With both products expected to launch by 2028, the revenue ramp-up is expected to begin in the latter half of the decade. In 2025–2026, Silo will remain in R&D mode (ongoing trials, no products on market), so no revenue is expected. 

SPC-15 (PTSD)

  • The global PTSD market has been lacking new treatments for over 20 years, and SPC-15 could be the solution it needs. Assuming clinical trials go well and the drug gets approved, SPC-15 could start generating around ~$10 million a year by 2028, with the potential to grow to ~$30 million by 2030 as more patients are treated.

SPC-26 (Fibromyalgia)

  • SPC-26 offers a new option for treating fibromyalgia pain, with a potential launch in late 2029. The first year may see modest revenue (around $5 million) if launched Q4 2029, but it has strong long-term growth potential. If Silo retains the rights, the company could also earn royalties or sales from any global licensing agreements.

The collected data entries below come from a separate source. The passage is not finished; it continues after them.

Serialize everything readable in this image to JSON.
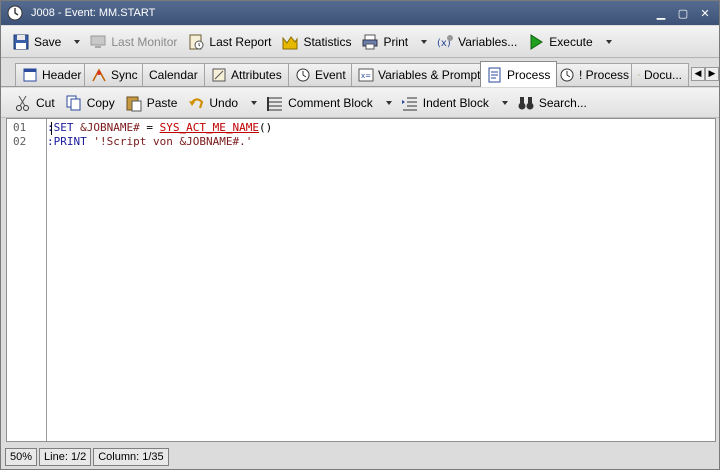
{
  "window": {
    "title": "J008 - Event: MM.START"
  },
  "toolbar": {
    "save": "Save",
    "last_monitor": "Last Monitor",
    "last_report": "Last Report",
    "statistics": "Statistics",
    "print": "Print",
    "variables": "Variables...",
    "execute": "Execute"
  },
  "tabs": [
    {
      "label": "Header"
    },
    {
      "label": "Sync"
    },
    {
      "label": "Calendar"
    },
    {
      "label": "Attributes"
    },
    {
      "label": "Event"
    },
    {
      "label": "Variables & Prompts"
    },
    {
      "label": "Process"
    },
    {
      "label": "! Process"
    },
    {
      "label": "Docu..."
    }
  ],
  "active_tab": "Process",
  "edit_toolbar": {
    "cut": "Cut",
    "copy": "Copy",
    "paste": "Paste",
    "undo": "Undo",
    "comment_block": "Comment Block",
    "indent_block": "Indent Block",
    "search": "Search..."
  },
  "editor": {
    "line_numbers": [
      "01",
      "02"
    ],
    "line1": {
      "kw": ":SET",
      "var": "&JOBNAME#",
      "op": " = ",
      "fn": "SYS_ACT_ME_NAME",
      "paren": "()"
    },
    "line2": {
      "kw": ":PRINT",
      "str": "'!Script von &JOBNAME#.'"
    }
  },
  "status": {
    "zoom": "50%",
    "line": "Line: 1/2",
    "column": "Column: 1/35"
  },
  "colors": {
    "titlebar": "#3d5278",
    "keyword": "#1a1a9c",
    "function": "#c00000"
  }
}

SPC-14 (Alzheimer’s) and SPU-16 (MS)

  • While these treatments are still in the early stages, they hold significant future value. If SPC-14 is licensed out after Phase 1, it could bring in non-dilutive cash. SPU-16 may also create additional revenue through its innovative delivery system.

As Silo continues to move through the clinical development process, the pipeline will keep growing in value. With the right partnerships and successful regulatory milestones, Silo is well-positioned for steady growth in both domestic and international markets.

Partnerships Will Help Accelerate Development

The collaborations with academic institutions like Columbia University and the University of Maryland are expected to provide continued access to state-of-the-art research and new discoveries. 

These partnerships, along with ongoing regulatory support from Kymanox, will help accelerate the development of Silo’s clinical programs, while also positioning the company for potential licensing deals and strategic partnerships with larger pharmaceutical firms. 

These relationships will allow Silo to leverage external expertise and funding, ensuring that its programs meet the regulatory standards required for success in global markets.

Risks

Silo presents a unique investment opportunity with transformative potential in the healthcare space, but the journey is not without risks.

Clinical trials may not meet expectations, regulatory delays could impact timelines, and future financing might cause dilution.

Here is a summary of risks mentioned by the company in it’s SEC filings:

Business Model: The company has a limited operating history under its current plan, has never been profitable, and has not achieved positive cash flow to date.

Need for Capital and Dilution: Continued operations depend on raising additional funding, and raising capital may dilute existing shareholders or introduce restrictive terms.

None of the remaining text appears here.